Buyers tend to pass on a home that doesn’t appeal to them from the street — not even bothering to look inside. An experienced local REALTOR®, such as myself, can show you how to generate the most curb appeal with the least cost.
2) A clutter-free home. With the new emphasis on cash sales and speed owners must show homes which are free and clear of clutter. A clutter-free home will make interior spaces look larger and eliminates the need to get rid of stuff when you are in the throes of moving. It makes sense to donate or reduce clutter before a home is placed on the market — not only as a sales tactic but also as a practical step toward relocation.
3) Working condition. Having your home’s systems in good mechanical condition is an advantage in today’s market. Most distressed homes can’t compete when it comes to such basics as working heating, plumbing and air-conditioning. Properties that can readily pass a professional home inspection are often easier to finance, and are generally more appealing to buyers who don’t want to face the unknown costs and delays sometimes associated with major renovations.
4) List and negotiate properly. A seasoned REALTOR®, such as myself, can show owners how best to market a particular home according to such factors as location, price, condition and financing. Owners want to work with us because our experience brings value and confidence to a transaction, factors that are enormously important in a changing marketplace.”
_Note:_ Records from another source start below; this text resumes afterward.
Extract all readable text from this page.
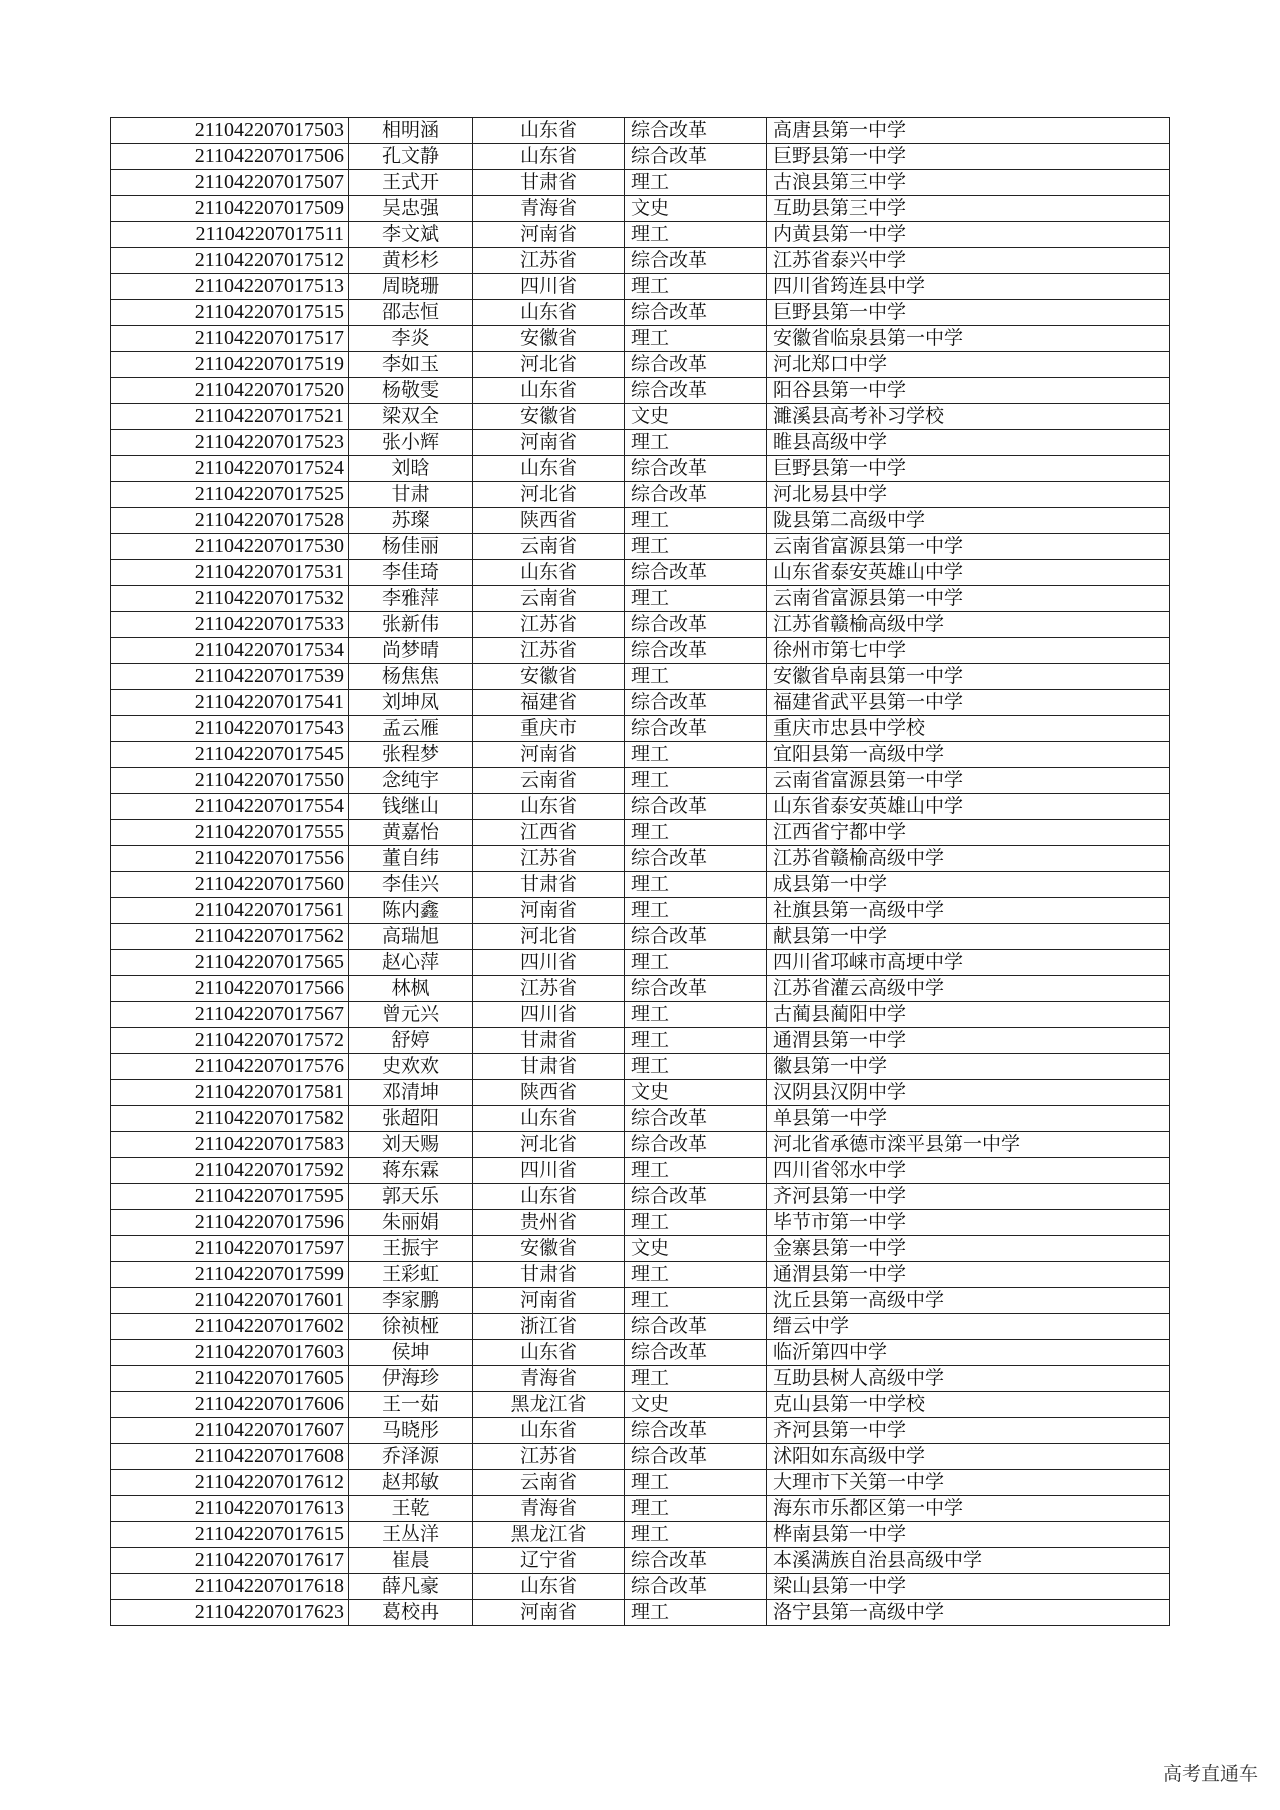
211042207017503	相明涵	山东省	综合改革	高唐县第一中学
211042207017506	孔文静	山东省	综合改革	巨野县第一中学
211042207017507	王式开	甘肃省	理工	古浪县第三中学
211042207017509	吴忠强	青海省	文史	互助县第三中学
211042207017511	李文斌	河南省	理工	内黄县第一中学
211042207017512	黄杉杉	江苏省	综合改革	江苏省泰兴中学
211042207017513	周晓珊	四川省	理工	四川省筠连县中学
211042207017515	邵志恒	山东省	综合改革	巨野县第一中学
211042207017517	李炎	安徽省	理工	安徽省临泉县第一中学
211042207017519	李如玉	河北省	综合改革	河北郑口中学
211042207017520	杨敬雯	山东省	综合改革	阳谷县第一中学
211042207017521	梁双全	安徽省	文史	濉溪县高考补习学校
211042207017523	张小辉	河南省	理工	睢县高级中学
211042207017524	刘晗	山东省	综合改革	巨野县第一中学
211042207017525	甘肃	河北省	综合改革	河北易县中学
211042207017528	苏璨	陕西省	理工	陇县第二高级中学
211042207017530	杨佳丽	云南省	理工	云南省富源县第一中学
211042207017531	李佳琦	山东省	综合改革	山东省泰安英雄山中学
211042207017532	李雅萍	云南省	理工	云南省富源县第一中学
211042207017533	张新伟	江苏省	综合改革	江苏省赣榆高级中学
211042207017534	尚梦晴	江苏省	综合改革	徐州市第七中学
211042207017539	杨焦焦	安徽省	理工	安徽省阜南县第一中学
211042207017541	刘坤凤	福建省	综合改革	福建省武平县第一中学
211042207017543	孟云雁	重庆市	综合改革	重庆市忠县中学校
211042207017545	张程梦	河南省	理工	宜阳县第一高级中学
211042207017550	念纯宇	云南省	理工	云南省富源县第一中学
211042207017554	钱继山	山东省	综合改革	山东省泰安英雄山中学
211042207017555	黄嘉怡	江西省	理工	江西省宁都中学
211042207017556	董自纬	江苏省	综合改革	江苏省赣榆高级中学
211042207017560	李佳兴	甘肃省	理工	成县第一中学
211042207017561	陈内鑫	河南省	理工	社旗县第一高级中学
211042207017562	高瑞旭	河北省	综合改革	献县第一中学
211042207017565	赵心萍	四川省	理工	四川省邛崃市高埂中学
211042207017566	林枫	江苏省	综合改革	江苏省灌云高级中学
211042207017567	曾元兴	四川省	理工	古蔺县蔺阳中学
211042207017572	舒婷	甘肃省	理工	通渭县第一中学
211042207017576	史欢欢	甘肃省	理工	徽县第一中学
211042207017581	邓清坤	陕西省	文史	汉阴县汉阴中学
211042207017582	张超阳	山东省	综合改革	单县第一中学
211042207017583	刘天赐	河北省	综合改革	河北省承德市滦平县第一中学
211042207017592	蒋东霖	四川省	理工	四川省邻水中学
211042207017595	郭天乐	山东省	综合改革	齐河县第一中学
211042207017596	朱丽娟	贵州省	理工	毕节市第一中学
211042207017597	王振宇	安徽省	文史	金寨县第一中学
211042207017599	王彩虹	甘肃省	理工	通渭县第一中学
211042207017601	李家鹏	河南省	理工	沈丘县第一高级中学
211042207017602	徐祯桠	浙江省	综合改革	缙云中学
211042207017603	侯坤	山东省	综合改革	临沂第四中学
211042207017605	伊海珍	青海省	理工	互助县树人高级中学
211042207017606	王一茹	黑龙江省	文史	克山县第一中学校
211042207017607	马晓彤	山东省	综合改革	齐河县第一中学
211042207017608	乔泽源	江苏省	综合改革	沭阳如东高级中学
211042207017612	赵邦敏	云南省	理工	大理市下关第一中学
211042207017613	王乾	青海省	理工	海东市乐都区第一中学
211042207017615	王丛洋	黑龙江省	理工	桦南县第一中学
211042207017617	崔晨	辽宁省	综合改革	本溪满族自治县高级中学
211042207017618	薛凡豪	山东省	综合改革	梁山县第一中学
211042207017623	葛校冉	河南省	理工	洛宁县第一高级中学
高考直通车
5) Seek prequalified buyers. While many sales may be for cash, the majority still require financing. It would be frustrating to enter into a sales contract with a potential buyer who ultimately cannot obtain financing to purchase your home — meaning you have lost time — and potentially money — and then you have to start over. When a home is shown by appointment, the buyer should have a pre-qualification letter in hand.
Such letters from lenders are not binding but at least show that the purchaser sat down with a loan officer and has some realistic sense of what he or she can reasonably afford.
6) Distressed properties. Roughly 30 percent of today’s home sales involve “distressed” properties — a term which includes short sales and foreclosed properties owned by lenders. You need to consider the distressed properties in your neighborhood when pricing and marketing your home. These properties typically sell at discount, especially in major foreclosure centers and sometimes require substantial repair and rehabilitation.